Rebecca moves to a more remote location with Tommy. Rebecca presents to him a pleo. Tommy begins to ask questions about his father, wanting to know how his father died. He buries the pleo his mother gave him for his birthday while out playing with a friend. His mother finds out and gives him back the pleo, which no longer works.

Years later, Tommy is a young adult, still living with Rebecca. Tommy has become more and more similar to the original Tommy. When Tommy brings his girlfriend Monica home, Rebecca shows happiness to see him in love, Tommy and his girlfriend proceed to have sex within earshot of Rebecca, but she doesn’t say anything about it. Original Tommy's mother, now an older woman, arrives unexpectedly and stares silently at Tommy, who feels like he recognises the stranger. Frightened and frustrated by Rebecca's lack of explanation, Tommy lashes out at Rebecca, ignoring Monica, who quickly departs.
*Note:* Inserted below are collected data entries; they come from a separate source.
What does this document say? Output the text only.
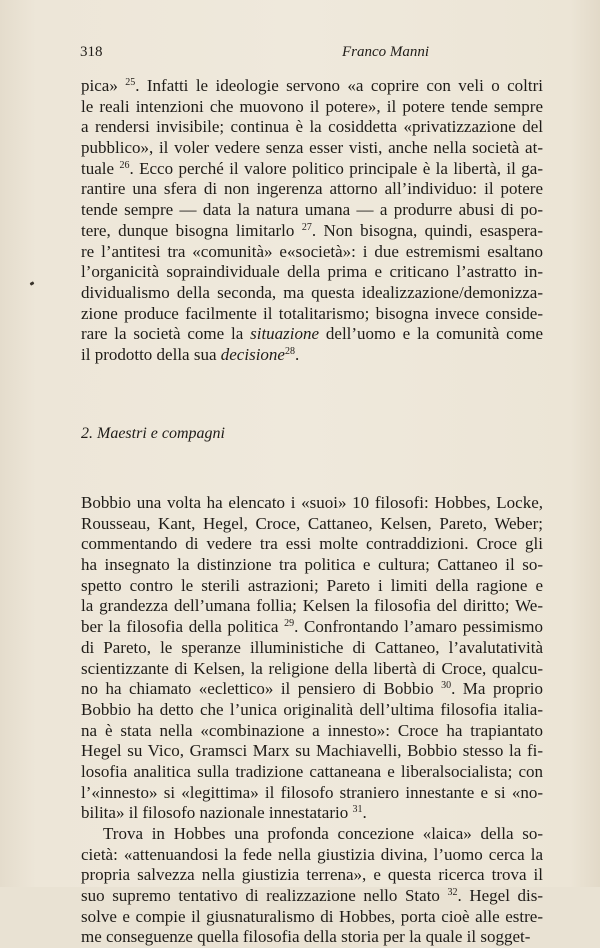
318	Franco Manni
pica» $^{25}$. Infatti le ideologie servono «a coprire con veli o coltri
le reali intenzioni che muovono il potere», il potere tende sempre
a rendersi invisibile; continua è la cosiddetta «privatizzazione del
pubblico», il voler vedere senza esser visti, anche nella società at-
tuale $^{26}$. Ecco perché il valore politico principale è la libertà, il ga-
rantire una sfera di non ingerenza attorno all’individuo: il potere
tende sempre — data la natura umana — a produrre abusi di po-
tere, dunque bisogna limitarlo $^{27}$. Non bisogna, quindi, esaspera-
re l’antitesi tra «comunità» e«società»: i due estremismi esaltano
l’organicità sopraindividuale della prima e criticano l’astratto in-
dividualismo della seconda, ma questa idealizzazione/demonizza-
zione produce facilmente il totalitarismo; bisogna invece conside-
rare la società come la situazione dell’uomo e la comunità come
il prodotto della sua decisione$^{28}$.
2. Maestri e compagni
Bobbio una volta ha elencato i «suoi» 10 filosofi: Hobbes, Locke,
Rousseau, Kant, Hegel, Croce, Cattaneo, Kelsen, Pareto, Weber;
commentando di vedere tra essi molte contraddizioni. Croce gli
ha insegnato la distinzione tra politica e cultura; Cattaneo il so-
spetto contro le sterili astrazioni; Pareto i limiti della ragione e
la grandezza dell’umana follia; Kelsen la filosofia del diritto; We-
ber la filosofia della politica $^{29}$. Confrontando l’amaro pessimismo
di Pareto, le speranze illuministiche di Cattaneo, l’avalutatività
scientizzante di Kelsen, la religione della libertà di Croce, qualcu-
no ha chiamato «eclettico» il pensiero di Bobbio $^{30}$. Ma proprio
Bobbio ha detto che l’unica originalità dell’ultima filosofia italia-
na è stata nella «combinazione a innesto»: Croce ha trapiantato
Hegel su Vico, Gramsci Marx su Machiavelli, Bobbio stesso la fi-
losofia analitica sulla tradizione cattaneana e liberalsocialista; con
l’«innesto» si «legittima» il filosofo straniero innestante e si «no-
bilita» il filosofo nazionale innestatario $^{31}$.
Trova in Hobbes una profonda concezione «laica» della so-
cietà: «attenuandosi la fede nella giustizia divina, l’uomo cerca la
propria salvezza nella giustizia terrena», e questa ricerca trova il
suo supremo tentativo di realizzazione nello Stato $^{32}$. Hegel dis-
solve e compie il giusnaturalismo di Hobbes, porta cioè alle estre-
me conseguenze quella filosofia della storia per la quale il sogget-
An angry Tommy demands answers from his mother, Rebecca, who gives him the original Tommy's old laptop with photos of him and his original mother and father. Tommy throws his mother on the bed, and asks her who he is and why she did what she did. He then proceeds to rape her. She tries to fight him off at first, but gives in, living in the fantasy that he is the original Tommy before remembering again that this is her son. She goes limp. From the blood on Rebecca's bed, it is revealed that Tommy took her virginity in the process.

The next day, Tommy packs his things, then addresses Rebecca by her first name (and not "Mom") and thanks her for the life he's had. Then he leaves, without Rebecca doing anything to stop it.

== Cast ==
- Eva Green as Rebecca
  - Ruby O. Fee as Rebecca (9 years)
- Matt Smith as Thomas
  - Tristan Christopher as Thomas (10 years)
  - Jesse Hoffmann as Thomas (5 years)
- Lesley Manville as Judith, Thomas's mother
- Peter Wight as Ralph, Thomas's father
- István Lénárt as Henry, Rebecca's grandfather
- Hannah Murray as Monica, clone Thomas's girlfriend
- Natalia Tena as Rose, Thomas's one-time girlfriend
- Ella Smith as Molly
- Wunmi Mosaku as Erica
- Gina Alice Stiebitz as Dima
- Amanda Lawrence as Teacher

== Production ==
The film was shot in Germany on the islands of Langeneß and Sylt and in Sankt Peter-Ording, Hamburg and Berlin.

==Release==

=== Critical reception ===
On Rotten Tomatoes, the film has received a rating of 35%, based on 20 reviews, with an average rating of 4.9/10.

On Metacritic, the film has a score of 48 out of 100, based on 8 critics, indicating "mixed or average reviews".